This is the docker image for Elasticsearch conforming to the OSIRRC jig for the Open-Source IR Replicability Challenge (OSIRRC) at SIGIR 2019.
Currently supported:
- test collections:
robust04
,core17
,core18
, (cw12b
should work but is untested) - hooks:
init
,index
,search
The following jig
command can be used to index TREC disks 4/5 for robust04
:
python run.py prepare \
--repo osirrc/ielab-docker \
--collections robust04=/path/to/disk45=trectext
The following jig command can be used to perform a retrieval run on the collection with the robust04 test collection.
python run.py search \
--repo osirrc/ielab-docker \
--output out/ielab \
--qrels qrels/qrels.robust04.txt \
--topic topics/topics.robust04.txt \
--collection robust04
The container currently supports the default Elasticsearch implementattrecion of BM25.
MAP | BM25 |
---|---|
TREC 2004 Robust Track Topics | 0.1826 |
python3 run.py prepare --repo osirrc/ielab-docker --collections robust04=/path/to/disk45=trectext
python3 run.py search --repo osirrc/ielab-docker --qrels qrels/qrels.robust04.txt --topic topics/topics.robust04.txt --collection robust04 --output output/ielab
MAP | BM25 |
---|---|
TREC 2017 Common Core Track Topics | 0.0831 |
python3 run.py prepare --repo osirrc/ielab-docker --collections core17=/path/to/NYTCorpus=nyt
python3 run.py search --repo osirrc/ielab-docker --qrels qrels/qrels.core17.txt --topic topics/topics.core17.txt --collection core17 --output output/ielab
MAP | BM25 |
---|---|
TREC 2018 Common Core Track Topics | 0.1899 |
python3 run.py prepare --repo osirrc/ielab-docker --collections core18=/path/to/WashingtonPost.v2=wp
python3 run.py search --repo osirrc/ielab-docker --qrels qrels/qrels.core18.txt --topic topics/topics.core18.txt --collection core18 --output output/ielab
Need to run experiments
python3 run.py prepare --repo osirrc/ielab-docker --collections cw12b=/path/to/cw12b=warc
python3 run.py search --repo osirrc/ielab-docker --qrels qrels/qrels.web-n.txt --topic topics/topics.web-n.txt --collection cw12b --output output/ielab
The Dockerfile
uses a multi-stage build system. First, all development dependencies are installed, code is compiled, and Elasticsearch is downloaded. Next, a runtime image is built and the artifacts from the previous stage are copied (minimising the size of the image and speeding up development time).

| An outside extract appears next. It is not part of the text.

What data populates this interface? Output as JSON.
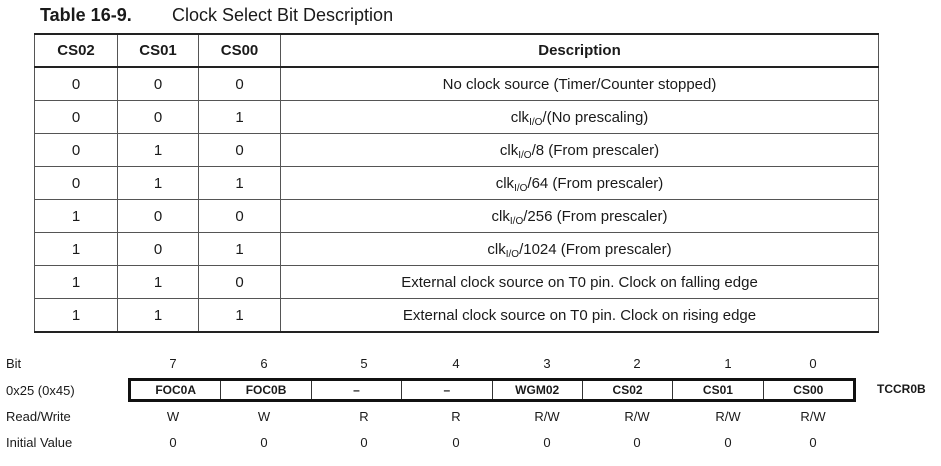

Since most of the image is configured in the Dockerfile
, the init script does not do much (only some permission changes are made).
The index
Python script reads a JSON object containing the instructions for how and what to index as specified in the jig. This script invokes index.sh
.
Since Elasticsearch is built to be run as a service and not as a standalone application, there are some considerations that need to be made. Firstly, all scripts that involve Elasticsearch must execute the script eswait.sh
which will start Elasticsearch as a daemon and wait for it to complete starting up. This script is run for both the index
and search
phases.
Elasticsearch uses a "schema-less" model for indexing documents. This means that in order to index a document, one must first convert it into a format that Elasticsearch can consume (json). The cparser package implements document parsing routines to transform test collection files into bulk index Elasticsearch actions. It can be installed as a stand-alone command-line application irrespective of this repository using the Go toolchain: go get -u github.com/osirrc/ielab-docker/cparser
.
The search
Python script reads a JSON object containing the instructions for how and what to search as specified in the jig. This script invokes search.sh
.
Elasticsearch only supports a specific query language, so standard topic file formats cannot directly be used. The tsearcher package implements topic file parsing routines to transform a topic file into a query suitable for Elasticsearch to execute, perform the search, and write a run file. It can be installed as a stand-alone command-line application irrespective of this repository using the Go toolchain: go get -u github.com/osirrc/ielab-docker/tsearcher
.